Opening of Chapter 13 of the Book of Judith

Judith and Holofernes, Jan de Bray, 1659, Rijksmuseum, Amsterdam

I like the opening of this chapter, which in many versions of the book of Judith is given the title ‘Judith beheads Holofernes’. Even if this spoiler is present, the opening sentences contain enough intrigue to keep us reading. Holofernes is dead drunk, passed out, and all his guests have been asked to leave, except for Judith…

As an art history student I studied a few paintings of Judith beheading Holofernes, but when I viewed this one at the Dutch Masters exhibition in the Art Gallery of New South Wales last month, I thought I’d do well to read the story. It’s a good one. I recommend it. One thing I learnt is that the maidservant who is most often present in the artworks as a tense witness, was in fact asked by Judith to wait outside the tent. As the opening lines say, she remained alone with Holofernes. Like his fellow Baroque artists, Jan de Bray has included the maid, but I was drawn to this painting because of what he excluded. He portrays Judith in the moment before she brings the sword down on his neck, in contrast to painters who preferred the following moment with all its gore.
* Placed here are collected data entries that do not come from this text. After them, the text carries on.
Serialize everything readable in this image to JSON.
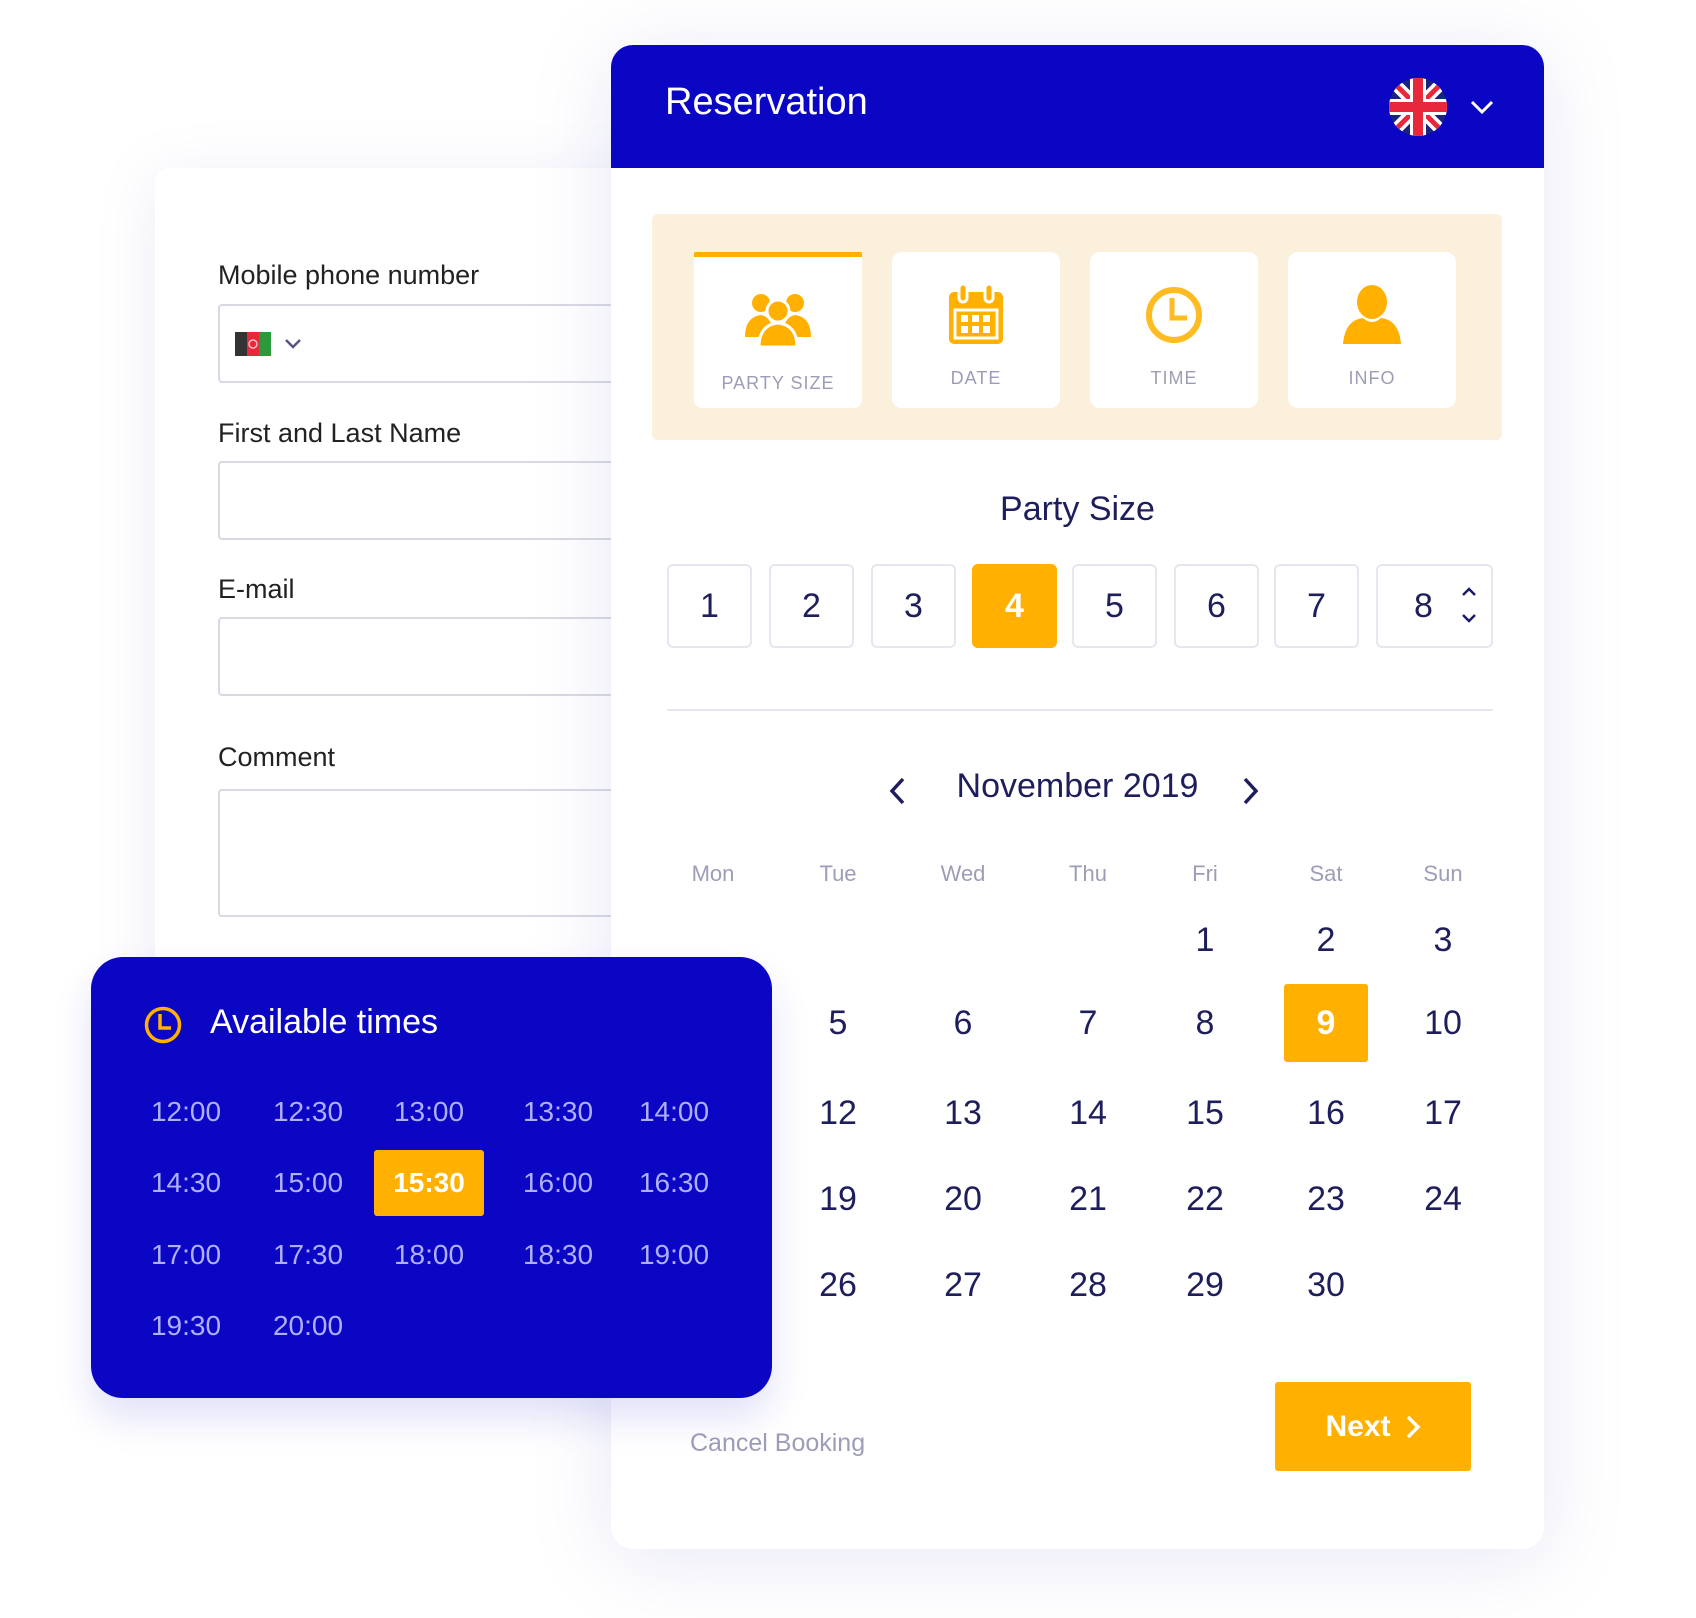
{
  "colors": {
    "brand_blue": "#0a06c4",
    "accent_orange": "#ffb000",
    "text_navy": "#1f1e5c",
    "muted": "#9d9db8"
  },
  "form": {
    "phone_label": "Mobile phone number",
    "phone_flag": "afghanistan-flag-icon",
    "name_label": "First and Last Name",
    "email_label": "E-mail",
    "comment_label": "Comment"
  },
  "header": {
    "title": "Reservation",
    "language_flag": "uk-flag-icon"
  },
  "steps": [
    {
      "label": "PARTY SIZE",
      "icon": "group-icon",
      "active": true
    },
    {
      "label": "DATE",
      "icon": "calendar-icon",
      "active": false
    },
    {
      "label": "TIME",
      "icon": "clock-icon",
      "active": false
    },
    {
      "label": "INFO",
      "icon": "user-icon",
      "active": false
    }
  ],
  "party_size": {
    "title": "Party Size",
    "options": [
      "1",
      "2",
      "3",
      "4",
      "5",
      "6",
      "7",
      "8"
    ],
    "selected": "4"
  },
  "calendar": {
    "month_label": "November 2019",
    "weekdays": [
      "Mon",
      "Tue",
      "Wed",
      "Thu",
      "Fri",
      "Sat",
      "Sun"
    ],
    "weeks": [
      [
        null,
        null,
        null,
        null,
        "1",
        "2",
        "3"
      ],
      [
        null,
        "5",
        "6",
        "7",
        "8",
        "9",
        "10"
      ],
      [
        null,
        "12",
        "13",
        "14",
        "15",
        "16",
        "17"
      ],
      [
        null,
        "19",
        "20",
        "21",
        "22",
        "23",
        "24"
      ],
      [
        null,
        "26",
        "27",
        "28",
        "29",
        "30",
        null
      ]
    ],
    "selected": "9"
  },
  "footer": {
    "cancel_label": "Cancel Booking",
    "next_label": "Next"
  },
  "times": {
    "title": "Available times",
    "slots": [
      "12:00",
      "12:30",
      "13:00",
      "13:30",
      "14:00",
      "14:30",
      "15:00",
      "15:30",
      "16:00",
      "16:30",
      "17:00",
      "17:30",
      "18:00",
      "18:30",
      "19:00",
      "19:30",
      "20:00"
    ],
    "selected": "15:30"
  }
}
Judith was a beautiful Hebrew widow who convinced an evil general of Nebuchadnezzar that she could help him to kill the Jews in her town. She was lying. He invited her to his banquet, and under the spell of her beauty, he drank more than he’d ever drunk on any day of his life, and collapsed. Judith dispatched her enemy and saved her town.

The lines quoted above are my translation of a French translation from a 1997 bible published by the Société biblique française.